Nous sommes le 19 septembre 1886. Ce jour-là on inaugure à la Croix-Rousse pas moins de deux écoles publiques, l’école de la place du Commandant Arnaud et l’école de la rue Jacquard. Ces deux bâtiments sont imposants par leur taille et leur architecture, tout à fait dans l’esprit de la république triomphante qui les a fait édifier.

Les deux constructions se ressemblent beaucoup. Mêmes façades longilignes avec des rampes prévues pour l’éclairage. Dans les deux cas on a prévu une horloge pour donner l’heure car il ne faut pas laisser cette fonction aux clochers des églises voisines. A l’intérieur, c’est le même module qui prévaut avec chaque fois une école maternelle, une école de filles, une école de garçons. Les escaliers qui permettent d’accéder aux étages sont en pierre de Villebois.

L’éclairage est moderne : il est au gaz alors que dans les autres petites écoles plus anciennes il est encore à l’huile ou au pétrole. L’alimentation en eau se fait par la Compagnie mais, à l’école de la place du Commandant Arnaud, la faible pression dans les tuyaux a nécessité l’installation d’un bélier hydraulique pour qu’elle atteigne le logement des instituteurs. Enfin, un même système de chauffage a été prévu. On a installé dans les sous-sol un gros calorifère en briques réfractaires. Il fonctionne à la poussière de coke et produit une vapeur qui est pulsée dans des tuyaux traversant les salles de classe, juste sous les fenêtres.

Le journal Le Progrès dans son édition du lendemain 20 septembre fait une description dithyrambique des évènements.

« Nous venons d’assister à l’inauguration des groupes scolaires de la Croix-Rousse. Disons le immédiatement, cette fête a pris le caractère d’une grande manifestation patriotique qui a fait honneur à la population de cet arrondissement. Les maisons, les établissements publics sont pavoisés comme au 14 juillet et, dès midi, une  foule de vingt mille personnes a envahi l’immense boulevard pour voir défiler les nombreuses sociétés invitées à la fête et qui viennent se grouper devant la mairie du 4ème arrondissement…

Des salves d’artillerie ont donné le signal du défilé. La foule se masse sur les trottoirs, les tambours battent, les clairons sonnent. La 4ème compagnie des sapeurs Pompiers ouvre la marche, pendant que son excellente musique joue l’hymne national. Le bataillon scolaire suit avec ses clairons et, d’un bout à l’autre du boulevard est salué par des applaudissements bien mérités. Et, tour à tour, passent l’Harmonie du 1er arrondissement, les enfants de Perrache, les enfants d’Orphée, l’Union lyrique, la fanfare de Serin, la Lyre de Perrache, l’Harmonie Gauloise, la Société philharmonique du 6ème arrondissement, la Lyre lyonnaise….

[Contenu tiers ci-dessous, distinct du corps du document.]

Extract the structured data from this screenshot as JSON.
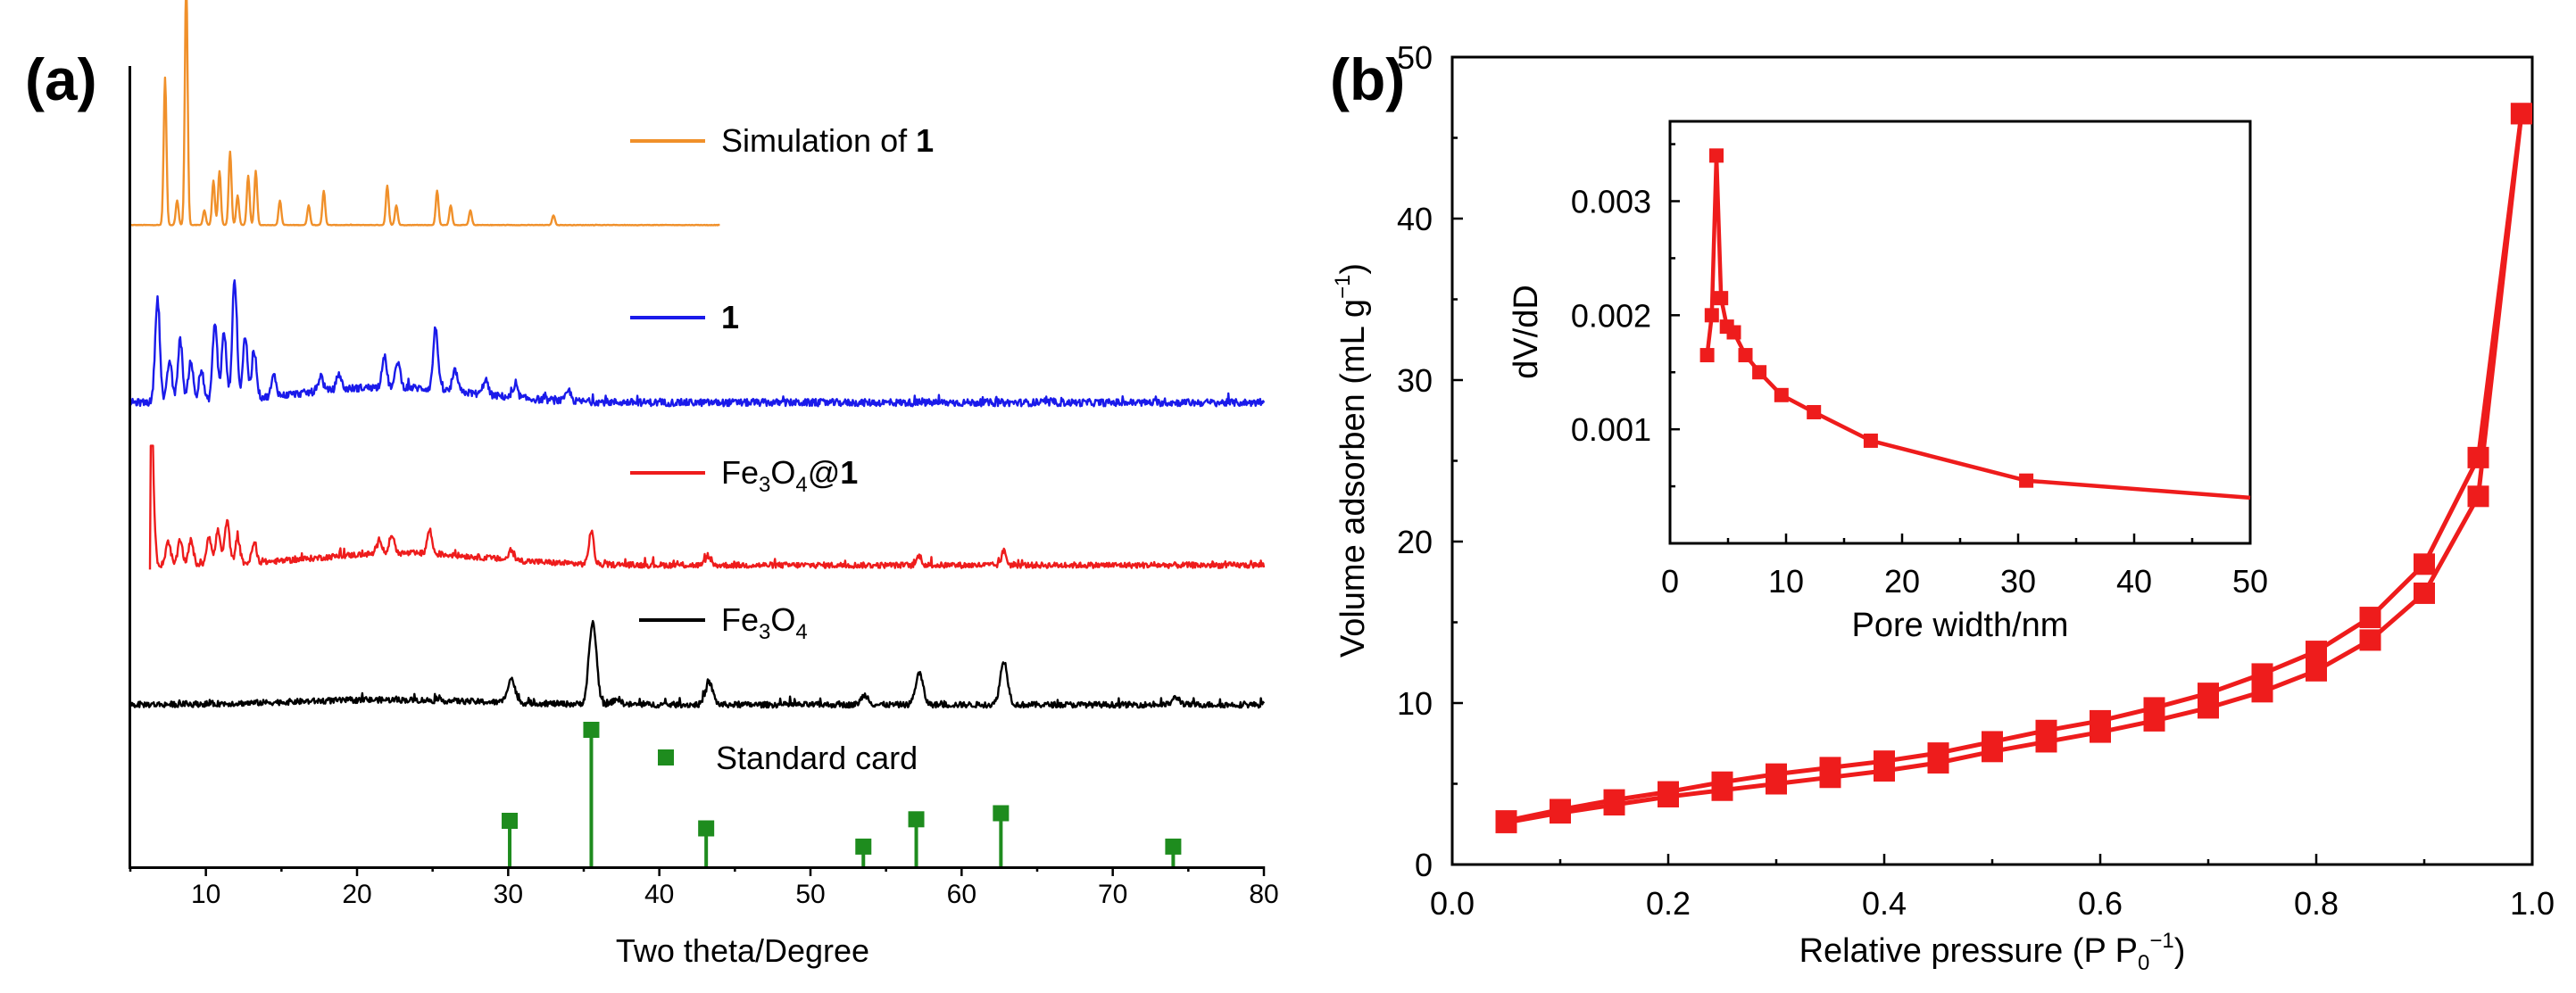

M. Thévenet, député du Rhône devait prendre la parole au groupe scolaire de la rue Jacquard. A trois heures, l’éminent conférencier monte sur l’estrade au milieu des applaudissements pendant que l’harmonie du Rhône jouait la Marseillaise.. Le sympathique député du Rhône, après avoir adressé les remerciements aux organisateurs de la fête qui est une manifestation républicaine de tout un arrondissement, félicite le Conseil Municipal de Lyon de ne s’être point laissé arrêter par les critiques de la réaction et d’avoir construit ces palais où l’enfant d’ouvrier  pourra respirer, avec l’air et la lumière qui fortifient le corps, la lumière et la liberté qui grandissent les caractères et font les citoyens…  »

A la même heure a lieu l’inauguration de l’école de la place du Commandant Arnaud. Là, c’est le député Burdeau qui officie. Le journaliste rapporte : « Le conférencier a pris pour thème l’instruction ; il établit la comparaison entre l’éducation donnée autrefois par les associations religieuses et celle des instituteurs laïcs de nos jours. Les maisons d’école primaire étaient presque des gouges où l’enfant, privé d’air, dépérissait. On mettait dans les mains de l’enfant, en fait de livres, un abécédaire, le psautier, un catéchisme et c’était tout… »

Les festivités de la journée se terminent devant la mairie du 4ème où viennent se rassembler toutes les sociétés, bannières déployées. Le maire de Lyon, Gailleton, est là, entouré de toutes les notabilités pour procéder à la distribution des médailles commémoratives de l’événement. L’hymne national est joué encore une fois et on termine la journée par un lâcher de pigeons voyageurs.